U of M cruises past Magicians
Tigers 113, LeMoyne-Owen 63
By Dan Wolken
November 3, 2006
One minute and three seconds remained in the first half Thursday when University of Memphis point guard Andre Allen chased down a loose ball under the LeMoyne-Owen goal. His momentum carrying him out of bounds, Allen looked at the nearest referee and screamed for a timeout. Only later did Allen realize his mistake: That an off-season rule change no longer allows players to keep possession by calling for time.
It was a moment everybody on the Tigers' side could laugh about after their 113-63 destruction of LeMoyne-Owen in an exhibition game at FedExForum. But it drove home the point Tigers coach John Calipari has been making since his team began practice Oct. 13: It's not last season anymore.
Though Memphis didn't have much more trouble with LeMoyne-Owen than Tennessee -- which beat the Magicians 126-66 on Tuesday -- the Tigers showed some rust, shot the ball poorly from outside and tired more easily than Calipari expected.
On the other hand, the Tigers revealed facets of their identity that they expect to carry them through this season: Balanced scoring, superior offensive rebounding and easy buckets off their full-court press.
"We were a little rusty, but we expected that for the first game," sophomore guard Chris Douglas-Roberts said after scoring 11 points to go along with seven rebounds and six assists. "We didn't play too good. I feel we played to the level of our competition, but that's what the first game is for, to see how we are against another team, see what we need to work on. We did do that."
Though Memphis didn't give the estimated crowd of 9,500 too much to worry about two weeks before the real season opener against Jackson State, Calipari said he "wasn't very happy" in the post-game locker room.
"We've got a long way to go," Calipari said, "but there were some good signs."

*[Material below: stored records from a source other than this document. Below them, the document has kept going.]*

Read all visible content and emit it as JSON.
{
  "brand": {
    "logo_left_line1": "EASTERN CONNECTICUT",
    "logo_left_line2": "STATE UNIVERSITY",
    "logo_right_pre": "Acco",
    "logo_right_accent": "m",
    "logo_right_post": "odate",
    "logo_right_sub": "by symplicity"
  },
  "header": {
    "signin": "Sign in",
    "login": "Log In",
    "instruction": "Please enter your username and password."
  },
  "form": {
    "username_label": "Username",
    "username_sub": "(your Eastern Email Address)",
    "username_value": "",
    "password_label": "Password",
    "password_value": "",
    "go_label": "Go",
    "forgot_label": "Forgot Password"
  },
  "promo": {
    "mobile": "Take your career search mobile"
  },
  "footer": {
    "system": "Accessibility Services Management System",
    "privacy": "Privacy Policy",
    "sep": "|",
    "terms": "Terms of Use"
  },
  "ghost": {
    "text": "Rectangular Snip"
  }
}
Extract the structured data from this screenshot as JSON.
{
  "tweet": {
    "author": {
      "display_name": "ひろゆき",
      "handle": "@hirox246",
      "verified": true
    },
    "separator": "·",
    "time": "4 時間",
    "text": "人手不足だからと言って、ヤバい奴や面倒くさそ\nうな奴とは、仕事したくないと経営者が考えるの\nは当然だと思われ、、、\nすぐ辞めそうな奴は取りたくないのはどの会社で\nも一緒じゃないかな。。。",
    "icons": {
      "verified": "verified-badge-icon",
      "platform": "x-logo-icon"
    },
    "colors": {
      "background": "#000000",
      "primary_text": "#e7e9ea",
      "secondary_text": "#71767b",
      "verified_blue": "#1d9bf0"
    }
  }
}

Among them would be Memphis scoring the game's first 10 points, pressing LeMoyne-Owen into 33 turnovers, leading 59-34 at halftime and increasing the advantage from there.
The Tigers grabbed 28 offensive rebounds, dished out 28 assists on 47 baskets and had seven players score in double-figures, led by junior center Joey Dorsey's 22 points.
On the other hand, Memphis made just 5-of-29 from the 3-point line, struggled early from the free-throw line and allowed the Magicians to score some unexpected points early because of shoddy work on the defensive glass.
"We played pretty good to my eyes," sophomore guard Antonio Anderson, who had 12 points, six assists and six steals, said. "We just came out there and worked on the press and played defense. That's what coach wanted us to do. That's what we did. Unfortunately we didn't shoot the ball too well, but that happens."
Calipari wasn't upset about the lack of 3-point proficiency, but he was perturbed that LeMoyne-Owen played primarily in a zone defense, which didn't give the Tigers much chance to work on their basic driving attack.
"I'm disappointed they played zone the whole game," Calipari said. "These exhibition games, you're trying to get better, and I wanted our young guys to get into our motion. They played man-to-man twice, and we shot two layups, so I can understand why you play zone. But I had to start throwing the ball right into the post every time so we didn't have to get our young guys thinking too much."
The biggest beneficiary of that strategy was Dorsey, who didn't need to venture far from the paint to convert 10-of-12 field goals.
Junior forward Robert Dozier also had a strong night against the undersized Magicians, scoring 14 points with nine rebounds.
Former Booker T. Washington star Taurean Moy scored 20 points for LeMoyne-Owen on 5-of-11 from the 3-point line.